Sunday, October 11, 2015

The Night Sister

Jennifer McMahon

Once the thriving attraction of rural Vermont, the Tower Motel now stands in disrepair, alive only in the memories of Amy, Piper, and Piper's kid sister, Margot. The three played there as girls until the day that their games uncovered something dark and twisted in the motel's past, something that ruined their friendship forever.
Now adult, Piper and Margot have tried to forget what they found that fateful summer, but their lives are upended when Piper receives a panicked midnight call from Margot, with news of a horrific crime for which Amy stands accused. Suddenly, Margot and Piper are forced to relive the time that they found the suitcase that once belonged to Silvie Slater, the aunt that Amy claimed had run away to Hollywood to live out her dreaof becoming Hitchcock's next blonde bombshell leading lady. As Margot and Piper investigate, a cleverly woven plot unfolds—revealing the story of Sylvie and Rose, two other sisters who lived at the motel during its 1950s heyday.

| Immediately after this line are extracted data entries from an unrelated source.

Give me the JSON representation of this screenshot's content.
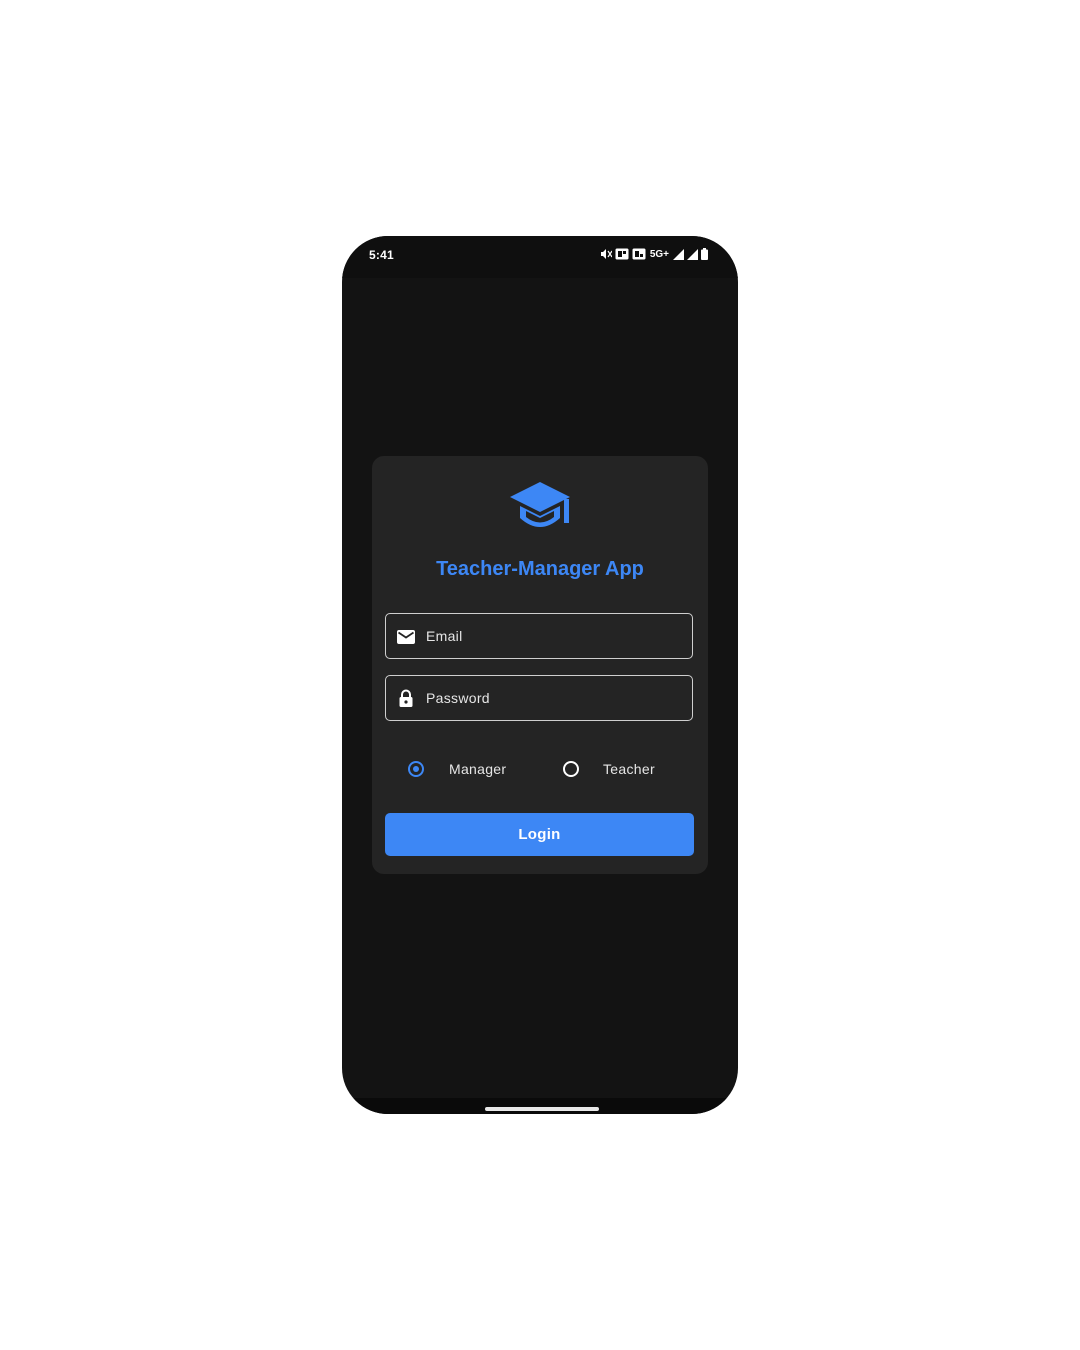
{
  "status_bar": {
    "time": "5:41",
    "network": "5G+",
    "icons": [
      "mute-icon",
      "sim-icon",
      "sim-icon",
      "signal-icon",
      "signal-icon",
      "battery-icon"
    ]
  },
  "login_card": {
    "logo_icon": "graduation-cap-icon",
    "title": "Teacher-Manager App",
    "email": {
      "icon": "mail-icon",
      "placeholder": "Email",
      "value": ""
    },
    "password": {
      "icon": "lock-icon",
      "placeholder": "Password",
      "value": ""
    },
    "roles": {
      "options": [
        "Manager",
        "Teacher"
      ],
      "selected": "Manager"
    },
    "login_label": "Login"
  },
  "colors": {
    "accent": "#3d87f5",
    "background": "#131313",
    "card": "#242424"
  }
}
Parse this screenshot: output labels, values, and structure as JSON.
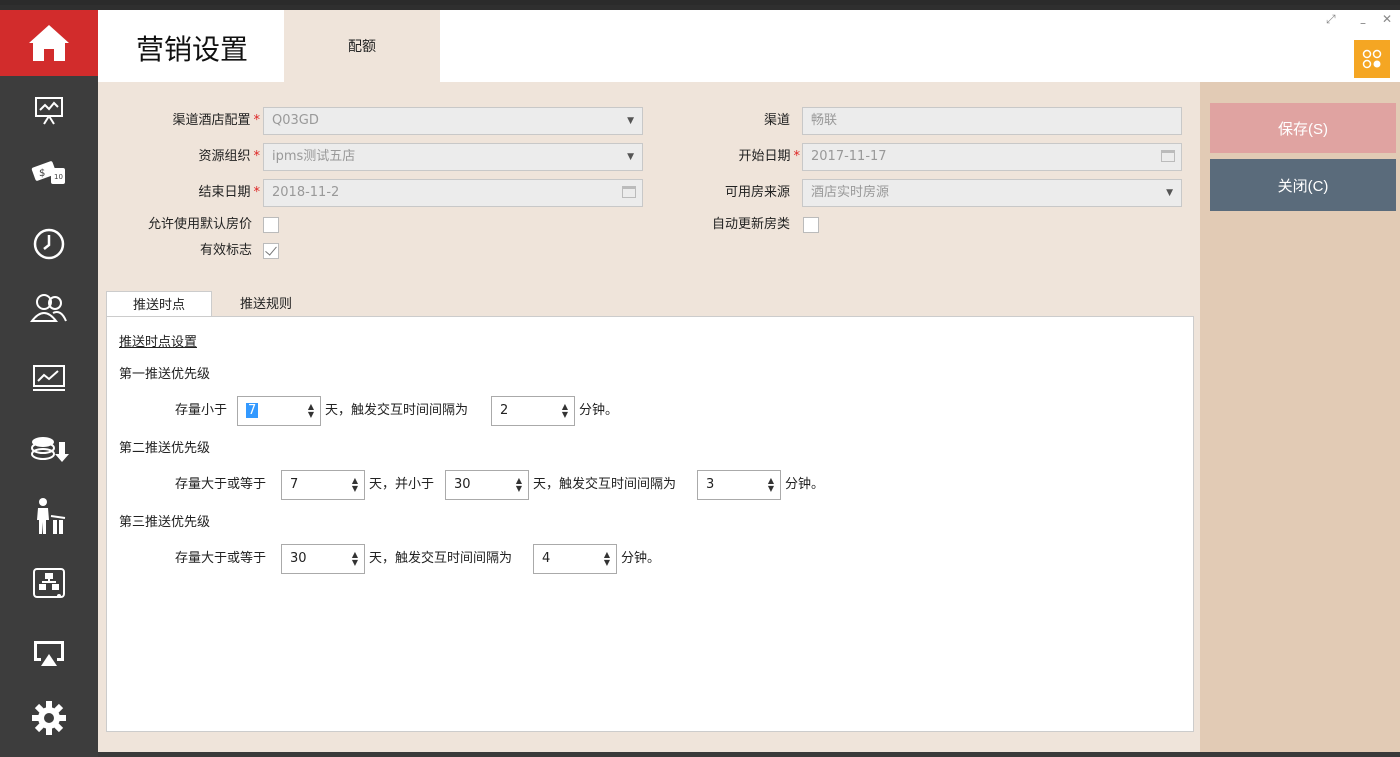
{
  "sidebar": {
    "items": [
      "home-icon",
      "presentation-icon",
      "money-icon",
      "clock-icon",
      "users-icon",
      "trend-chart-icon",
      "coins-icon",
      "guest-luggage-icon",
      "org-chart-icon",
      "screen-cast-icon",
      "gear-icon"
    ]
  },
  "header": {
    "title": "营销设置",
    "tab": "配额"
  },
  "actions": {
    "save": "保存(S)",
    "close": "关闭(C)"
  },
  "form": {
    "channel_hotel_config": {
      "label": "渠道酒店配置",
      "value": "Q03GD"
    },
    "channel": {
      "label": "渠道",
      "value": "畅联"
    },
    "resource_org": {
      "label": "资源组织",
      "value": "ipms测试五店"
    },
    "start_date": {
      "label": "开始日期",
      "value": "2017-11-17"
    },
    "end_date": {
      "label": "结束日期",
      "value": "2018-11-2"
    },
    "room_source": {
      "label": "可用房来源",
      "value": "酒店实时房源"
    },
    "allow_default_price": {
      "label": "允许使用默认房价",
      "checked": false
    },
    "auto_update_room_type": {
      "label": "自动更新房类",
      "checked": false
    },
    "valid_flag": {
      "label": "有效标志",
      "checked": true
    },
    "required_mark": "*"
  },
  "tabs": {
    "push_time": "推送时点",
    "push_rule": "推送规则"
  },
  "push": {
    "section_title": "推送时点设置",
    "p1": {
      "title": "第一推送优先级",
      "prefix": "存量小于",
      "v1": "7",
      "mid": "天，触发交互时间间隔为",
      "v2": "2",
      "suffix": "分钟。"
    },
    "p2": {
      "title": "第二推送优先级",
      "prefix": "存量大于或等于",
      "v1": "7",
      "mid1": "天，并小于",
      "v2": "30",
      "mid2": "天，触发交互时间间隔为",
      "v3": "3",
      "suffix": "分钟。"
    },
    "p3": {
      "title": "第三推送优先级",
      "prefix": "存量大于或等于",
      "v1": "30",
      "mid": "天，触发交互时间间隔为",
      "v2": "4",
      "suffix": "分钟。"
    }
  },
  "colors": {
    "accent": "#d22c2c",
    "user_btn": "#f5a623",
    "save_btn": "#e0a3a1",
    "close_btn": "#5a6b7b"
  }
}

Each believed the other to be something truly monstrous, but only one carries the secret that would haunt the generations to come.(from Netgalley)

My Thoughts
Margot and Piper are sisters. Growing up, they hung out with Amy until one day they made a gruesome discovery that caused the friendship to fall apart. Margot marries a local boy, but Piper ends up moving away. Out of the blue, she gets a phone call that Amy has committed a horrific crime. She returns home to be with Margot and to try and find out what really happened with Amy. What truths will she uncover and who exactly is the night sister?
Hot dog - this was good and creepy. I liked undercurrent of something lurking around the corner - something just not right and off kilter, but you can’t get enough of a glimpse to be able to figure it out. I think Ms. McMahon has a great way of building suspense. Letting the reader in on little pieces of the puzzle that leave you wanting more. A great read from beginning to end. Having read a few of this author’s other books, this was no surprise.
Thank you to Doubleday Books, via Netgalley, for allowing me to read this in exchange for an unbiased review.